В этот раз, когда Сергей открыл дверь коморы, то сразу зажмурился от яркого света лампы, даже попятился. А открыв глаза, увидел перед собой колючие глаза оперчека.
— Ты чего? — спросил он. — Нет уж, раз зашел, не увернешься. Садись и жди своей очереди. Давно я не проверял тебя.

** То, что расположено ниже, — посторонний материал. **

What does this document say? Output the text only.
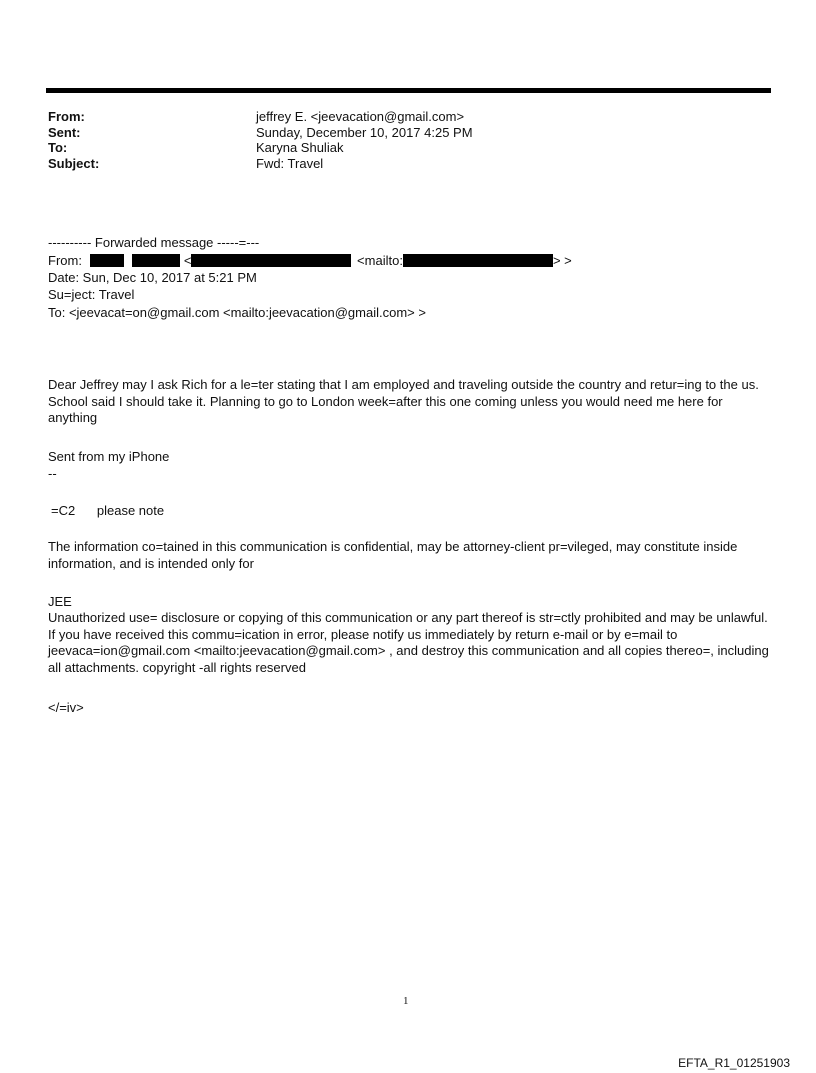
From:	jeffrey E. <jeevacation@gmail.com>
Sent:	Sunday, December 10, 2017 4:25 PM
To:	Karyna Shuliak
Subject:	Fwd: Travel
---------- Forwarded message -----=---
From:	<	<mailto:	> >
Date: Sun, Dec 10, 2017 at 5:21 PM
Su=ject: Travel
To: <jeevacat=on@gmail.com <mailto:jeevacation@gmail.com> >
Dear Jeffrey may I ask Rich for a le=ter stating that I am employed and traveling outside the country and retur=ing to the us. School said I should take it. Planning to go to London week=after this one coming unless you would need me here for anything
Sent from my iPhone
--
=C2      please note
The information co=tained in this communication is confidential, may be attorney-client pr=vileged, may constitute inside information, and is intended only for
JEE
Unauthorized use= disclosure or copying of this communication or any part thereof is str=ctly prohibited and may be unlawful. If you have received this commu=ication in error, please notify us immediately by return e-mail or by e=mail to jeevaca=ion@gmail.com <mailto:jeevacation@gmail.com> , and destroy this communication and all copies thereo=, including all attachments. copyright -all rights reserved
</=iv>
1
EFTA_R1_01251903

Сергей обреченно сел на топчан. У Бычкова шел «шмон». Но почему сам оперчек? Обычно такую процедуру проводят надзиратели. Этот худосочный лейтенантик всем своим заносчивым видом, высокомерным взглядом поверх головы, манерой разговаривать «через губу» вызывал у Сергея приступ тошноты. Но сколько самомнения, основанного на праве карать и миловать! Этого права у него было куда больше, чем у генерала. Заключенные знали, что опер никогда не улыбается, считая, видимо, что улыбка и тем более смех умаляет значимость его персоны в глазах других людей. При его появлении все умолкали. От него в значительной мере зависело время нахождения в заключении. У него было свое досье, составленное по доносам осведомителей. По этому досье он мог возбудить вторичное «дело», сладострастно откладывая новое обвинение поближе ко дню освобождения. Обычный удар ниже пояса…
Все эти мысли молнией пронеслись в голове Сергея. Холодный пот выступил на его лбу. Вспомнил о письме, которое передал Руссо. А если бы оно осталось у него вот до этого несчастного вечера?! Верный срок! Ведь писала-то женщина, чьи близкие расстреляны. Значит, он помогает «врагам народа»…
Морозов вытер лицо.
— Жарко, что ли? — тотчас спросил опер. — Смотрю, взопрел. Сиди!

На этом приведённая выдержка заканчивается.